Makes about 12 cookies
- 12 tablespoons butter
- 3/4 cup powdered sugar
- 2 teaspoons vanilla
- 1/4 cup cocoa powder
- 2 tablespoons cornstarch
- 1 cup all-purpose flour
- 1 (7-ounce jar) marshmallow cream
- 12 ounces semisweet chocolate, chopped
- 1/4 cup vegetable oil
- Preheat oven to 375 degrees F.
- Cream the butter until smooth. Add the sugar and continue mixing until well blended. Add the vanilla and mix until light and fluffy.
- In a separate bowl, stir together the cocoa powder, cornstarch and flour. Add the dry ingredients to the butter mixture and blend just until combined.
- Form the dough into a disk, wrap it in plastic wrap and chill at least two hours or overnight.
- On a floured work surface, using a floured rolling pin, roll the dough out to one-eighth-inch thick.
- Use flour-dipped cookie cutters to cut out 1-1/2-inch diameter circles and place them on an ungreased sheet pan, leaving one-inch between the cookies.
- Bake until crisp, 12 to 14 minutes and let cool on the pan.
- Put marshmallow cream into a pastry bag fitted with a round tip.

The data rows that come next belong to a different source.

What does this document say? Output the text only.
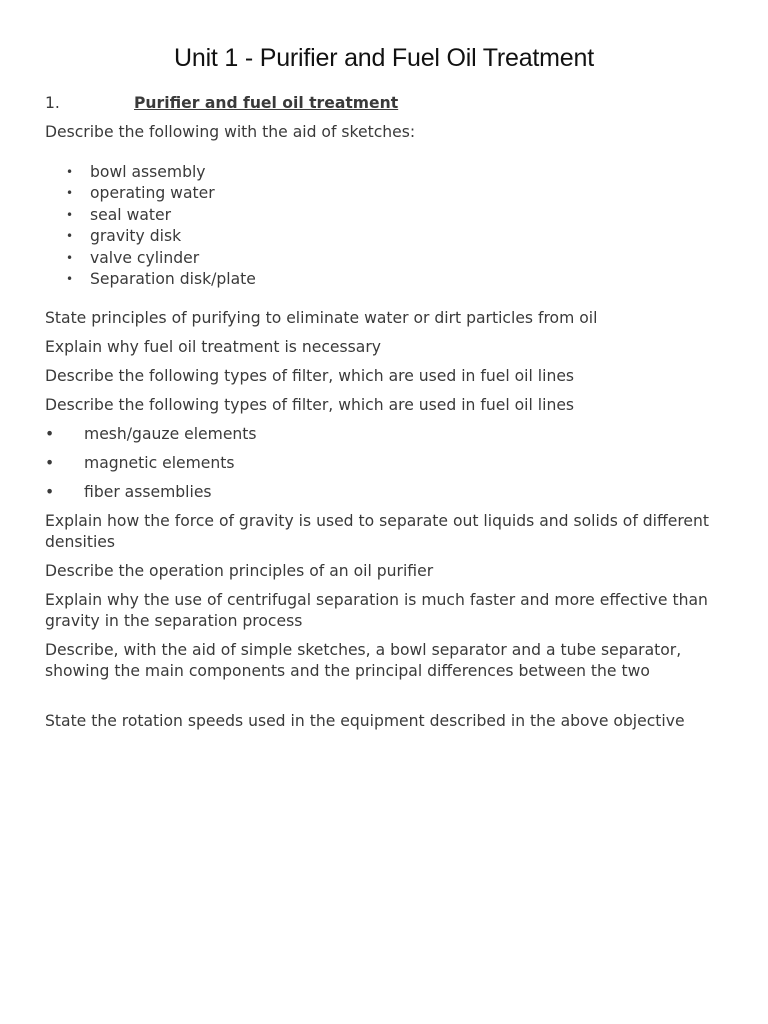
Unit 1 - Purifier and Fuel Oil Treatment
1.	Purifier and fuel oil treatment
Describe the following with the aid of sketches:
• bowl assembly
• operating water
• seal water
• gravity disk
• valve cylinder
• Separation disk/plate
State principles of purifying to eliminate water or dirt particles from oil
Explain why fuel oil treatment is necessary
Describe the following types of filter, which are used in fuel oil lines
Describe the following types of filter, which are used in fuel oil lines
• mesh/gauze elements
• magnetic elements
• fiber assemblies
Explain how the force of gravity is used to separate out liquids and solids of different densities
Describe the operation principles of an oil purifier
Explain why the use of centrifugal separation is much faster and more effective than gravity in the separation process
Describe, with the aid of simple sketches, a bowl separator and a tube separator, showing the main components and the principal differences between the two
State the rotation speeds used in the equipment described in the above objective
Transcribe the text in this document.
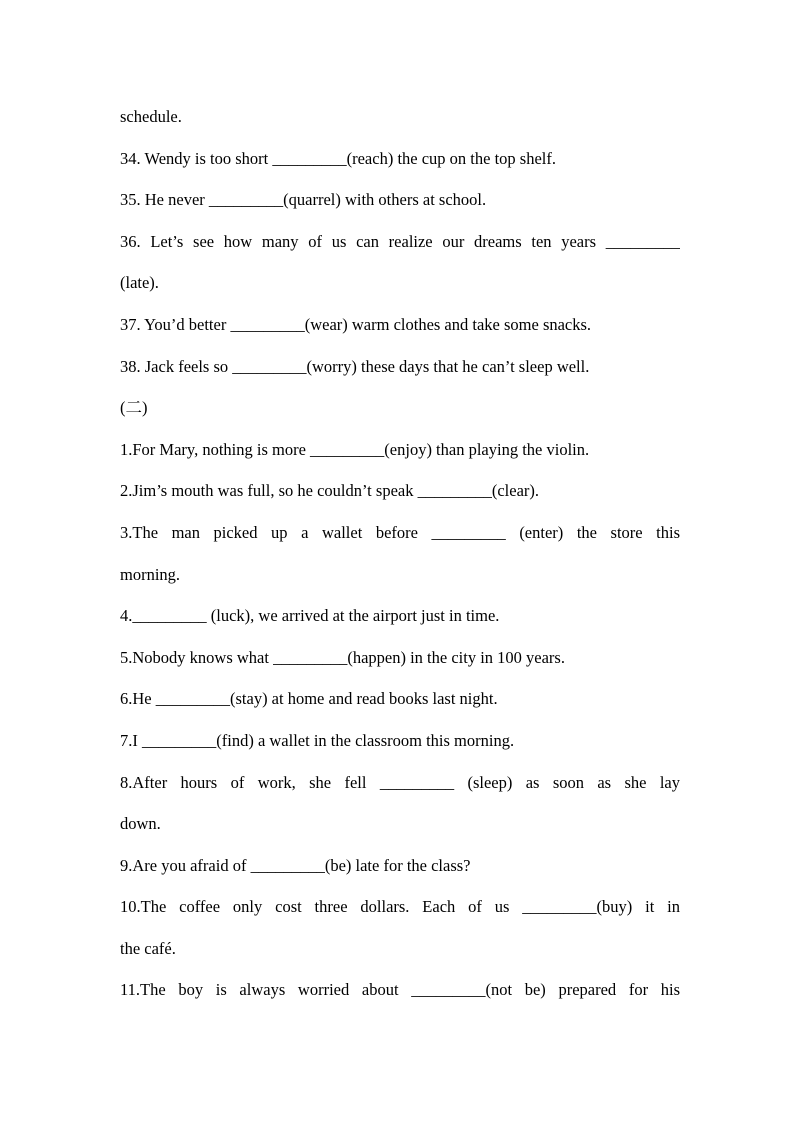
schedule.
34. Wendy is too short _________(reach) the cup on the top shelf.
35. He never _________(quarrel) with others at school.
36. Let’s see how many of us can realize our dreams ten years _________
(late).
37. You’d better _________(wear) warm clothes and take some snacks.
38. Jack feels so _________(worry) these days that he can’t sleep well.
(二)
1.For Mary, nothing is more _________(enjoy) than playing the violin.
2.Jim’s mouth was full, so he couldn’t speak _________(clear).
3.The man picked up a wallet before _________ (enter) the store this
morning.
4._________ (luck), we arrived at the airport just in time.
5.Nobody knows what _________(happen) in the city in 100 years.
6.He _________(stay) at home and read books last night.
7.I _________(find) a wallet in the classroom this morning.
8.After hours of work, she fell _________ (sleep) as soon as she lay
down.
9.Are you afraid of _________(be) late for the class?
10.The coffee only cost three dollars. Each of us _________(buy) it in
the café.
11.The boy is always worried about _________(not be) prepared for his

Pipe a dab of marshmallow onto half of the cookies and top with the rest to make sandwiches.
- Let stand at room temperature for two hours.
- Melt chocolate and oil together in the top of a double boiler or a bowl set over barely simmering water, stirring occasionally.
- Line a cookie sheet with parchment paper or a nonstick baking mat.
- One at a time, gently drop the marshmallow-filled cookies into the hot chocolate and lift out with a fork and let the excess chocolate drip back into the bowl.
- Place on the cookie sheet and let set at room temperature until the coating is firm, about one to two hours.